Gawande, the author of several New York Times best-selling books on medical and surgical practice, spoke on April 14 to more than 100 School of Medicine and School of Management students, faculty, alumni, and guests at the SMG auditorium.
An associate professor of surgery at Harvard Medical School and a general and endocrine surgeon at Brigham and Women’s Hospital and the Dana-Farber Cancer Institute, Gawande was joined by Ravin Davidoff, a MED professor of medicine and chief medical officer of Boston Medical Center, and Janet Porter, chief operating officer of the Dana-Farber Cancer Institute.

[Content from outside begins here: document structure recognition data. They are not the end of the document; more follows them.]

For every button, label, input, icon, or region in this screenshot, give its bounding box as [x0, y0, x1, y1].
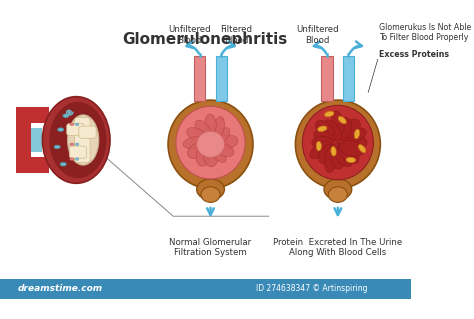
Ellipse shape [343, 135, 367, 150]
FancyBboxPatch shape [74, 117, 90, 162]
Ellipse shape [324, 120, 342, 141]
Ellipse shape [314, 130, 335, 144]
FancyBboxPatch shape [69, 146, 87, 158]
Ellipse shape [168, 100, 253, 189]
Ellipse shape [183, 137, 207, 149]
Ellipse shape [205, 114, 216, 135]
Ellipse shape [310, 141, 331, 159]
Ellipse shape [316, 141, 321, 151]
Ellipse shape [203, 147, 218, 167]
Ellipse shape [331, 147, 345, 169]
Bar [0, 279, 410, 299]
Ellipse shape [346, 157, 356, 162]
Bar [16, 107, 31, 173]
Ellipse shape [60, 162, 66, 166]
Text: Filtered
Blood: Filtered Blood [220, 25, 253, 45]
Ellipse shape [338, 143, 359, 164]
FancyBboxPatch shape [67, 123, 84, 136]
Text: Glomerulonephritis: Glomerulonephritis [123, 32, 288, 47]
Ellipse shape [295, 100, 380, 189]
Text: Protein  Excreted In The Urine
Along With Blood Cells: Protein Excreted In The Urine Along With… [273, 238, 402, 257]
Ellipse shape [43, 97, 110, 183]
Ellipse shape [324, 179, 352, 200]
Text: dreamstime.com: dreamstime.com [18, 285, 103, 293]
Bar [16, 157, 48, 173]
Ellipse shape [197, 131, 224, 157]
Bar [31, 128, 42, 152]
Ellipse shape [213, 116, 224, 140]
Ellipse shape [318, 126, 327, 131]
Ellipse shape [70, 123, 74, 126]
Ellipse shape [338, 116, 346, 124]
Ellipse shape [208, 145, 226, 162]
Ellipse shape [70, 143, 74, 145]
Ellipse shape [335, 117, 352, 141]
Ellipse shape [354, 129, 360, 139]
Ellipse shape [75, 123, 79, 126]
Bar [194, 56, 205, 101]
Bar [343, 56, 355, 101]
Ellipse shape [343, 128, 366, 143]
Ellipse shape [358, 145, 366, 153]
Ellipse shape [319, 145, 335, 163]
Ellipse shape [328, 187, 347, 202]
Text: Excess Proteins: Excess Proteins [380, 50, 449, 59]
Ellipse shape [344, 119, 360, 138]
Ellipse shape [315, 120, 334, 139]
Ellipse shape [302, 105, 374, 180]
Ellipse shape [201, 187, 220, 202]
Ellipse shape [333, 143, 353, 167]
Ellipse shape [75, 143, 79, 145]
Ellipse shape [196, 141, 212, 166]
Text: ID 274638347 © Artinspiring: ID 274638347 © Artinspiring [256, 285, 368, 293]
Ellipse shape [187, 143, 205, 159]
Ellipse shape [197, 179, 224, 200]
Text: Glomerukus Is Not Able
To Filter Blood Properly: Glomerukus Is Not Able To Filter Blood P… [380, 23, 472, 42]
Ellipse shape [54, 145, 60, 149]
Ellipse shape [325, 111, 334, 117]
Ellipse shape [70, 158, 74, 160]
Text: Unfiltered
Blood: Unfiltered Blood [296, 25, 338, 45]
Ellipse shape [312, 137, 333, 149]
Ellipse shape [331, 146, 336, 156]
Text: Unfiltered
Blood: Unfiltered Blood [168, 25, 211, 45]
Ellipse shape [58, 128, 64, 131]
Bar [16, 107, 48, 123]
Ellipse shape [213, 135, 238, 150]
FancyBboxPatch shape [79, 126, 96, 138]
Ellipse shape [214, 128, 230, 144]
Bar [321, 56, 333, 101]
Ellipse shape [325, 146, 337, 173]
Ellipse shape [332, 111, 344, 135]
Ellipse shape [68, 115, 99, 165]
Ellipse shape [195, 120, 212, 140]
Ellipse shape [339, 140, 364, 156]
Ellipse shape [176, 106, 245, 179]
Ellipse shape [187, 128, 206, 141]
Ellipse shape [63, 114, 69, 117]
Ellipse shape [75, 158, 79, 160]
Bar [216, 56, 227, 101]
Ellipse shape [49, 102, 107, 178]
Text: Normal Glomerular
Filtration System: Normal Glomerular Filtration System [170, 238, 252, 257]
Ellipse shape [211, 143, 234, 157]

Gawande, who is the director of the World Health Organization’s Global Challenge for Safer Surgical Care, reported that using a simple checklist has significantly reduced the number of infections and surgically related deaths in eight hospitals where it was tested, ranging from a major academic medical center in the United States to a rural facility in Tanzania. Gawande said the hospitals saw a 36 percent decrease in postoperative infections and a 47 percent decrease in deaths.

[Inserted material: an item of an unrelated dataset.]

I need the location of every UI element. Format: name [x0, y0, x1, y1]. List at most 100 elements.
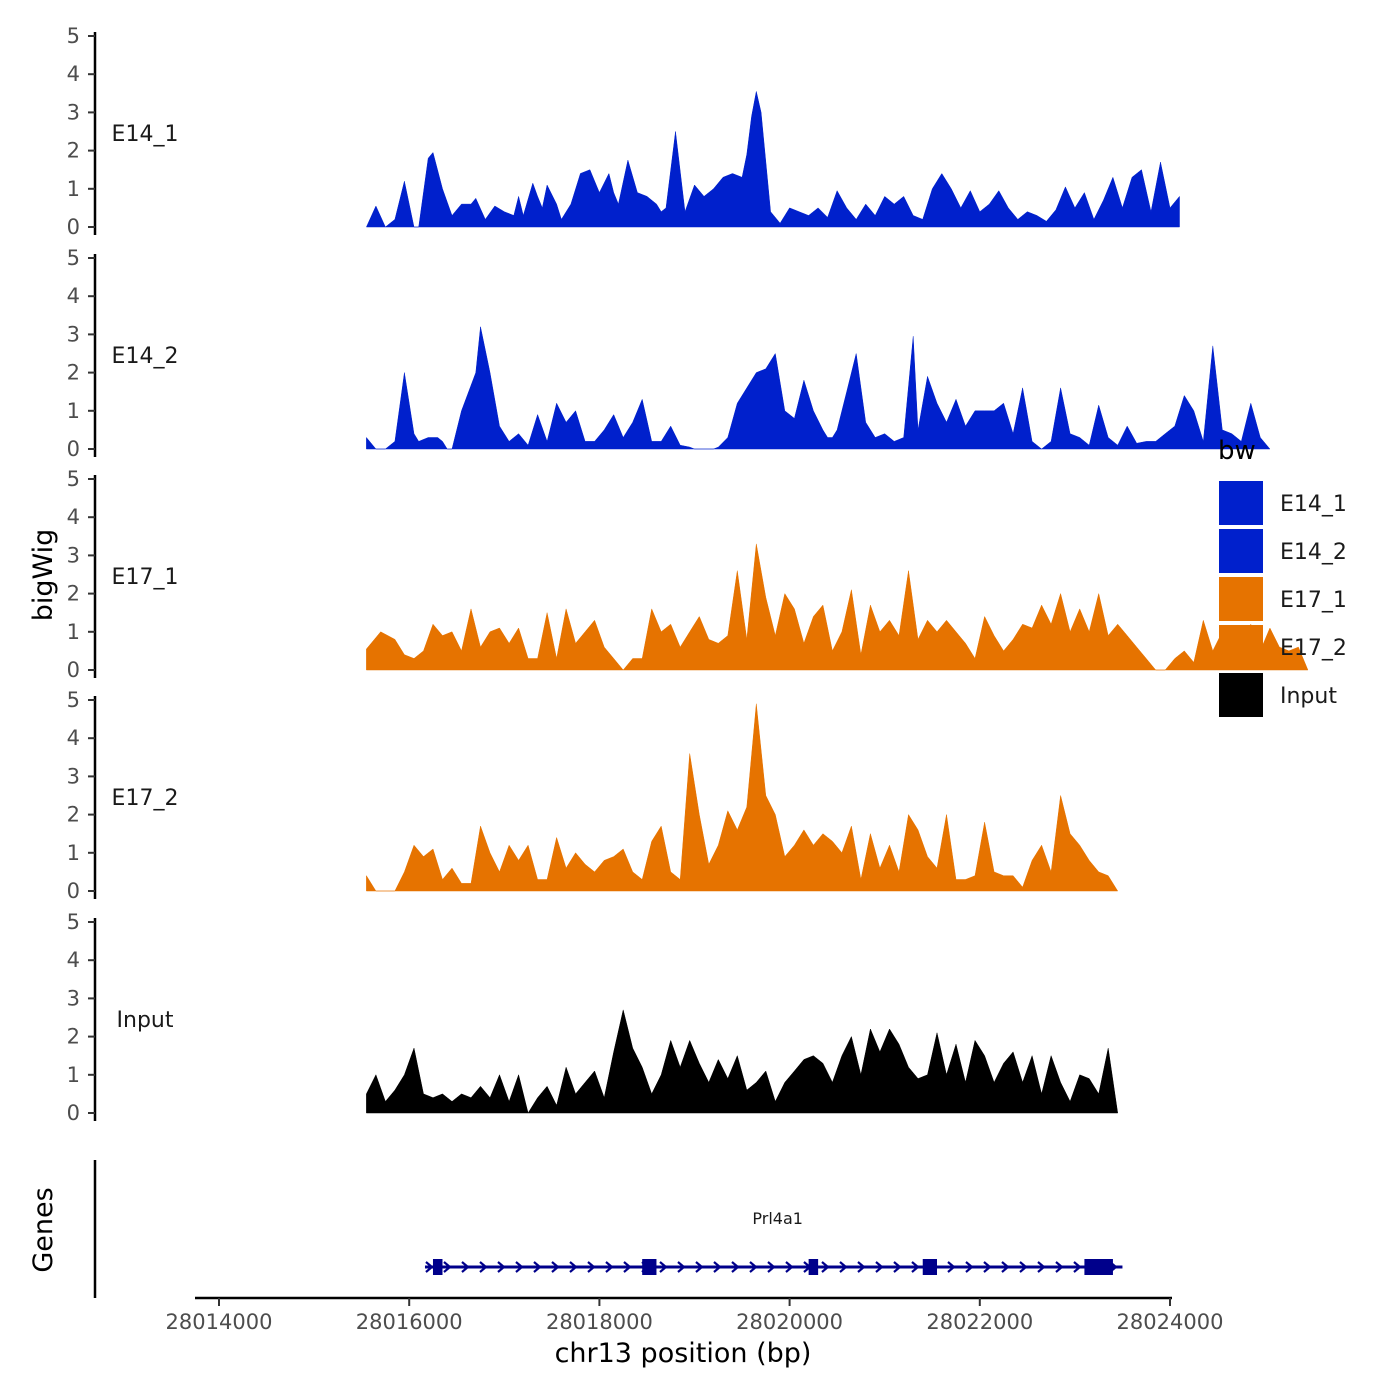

“Surgical complications account for 150,000 deaths per year in this country,” said Gawande, author of The Checklist Manifesto: How to Get Things Right (Metropolitan Books, 2009). “Half of them are avoidable.”
He noted that airline pilots methodically use checklists to ensure flight safety and builders of skyscrapers use them to build complex structures safely. “The highest trained professionals in these fields use simple checklists,” he said.
Gawande’s central argument is that modern medical and surgical care is far too complex for one person to do it all and “get it right.”
“We have 13,000 diagnoses, 6,000 drugs that we use to treat our patients, and 4,000 medical and surgical procedures,” he said. “Cardiovascular disease has outstripped all others as the number-one disease in the world, and it requires much more complex interventions.”
Davidoff, whose Boston Medical Center uses a similar but more extensive checklist method, echoed this opinion. “Unlike when I was a resident in the 1970s and my chief told me, ‘Trust no one and do it yourself,’ health care can no longer afford the each doing their own mentality of the past,” he said.
“I am a cardiologist and the complexity of my field is vast,” he added. “So we need to look across disciplines to find the best and most effective care for our patients. Finances may be driving health-care reform, but it is a great opportunity for us to change.”
A staff writer for The New Yorker since 1998, Gawande is a storyteller. He illustrated what he was saying with the story of a three-year old girl who was underwater for more than an hour after falling through ice. She had no pulse or respiration when she was pulled out, but was revived and eventually returned to full functioning because the hospital that treated her had put in place a process and a team that employed interventions expediently and methodically.
“We have enough science to do this, to bring someone back, but it required hundreds of people working together to follow numerous steps to get it right,” he said. “One person not washing their hands, one machine not ready, or a drug not anticipated could have changed the outcome.”
The event was cosponsored by the BU Health Sector Management Program and its alumni association, the BU BioBUsiness Organization, the Health Services Management Association, the BU Medicine and Business Association, and the Schools of Medicine and Public Health.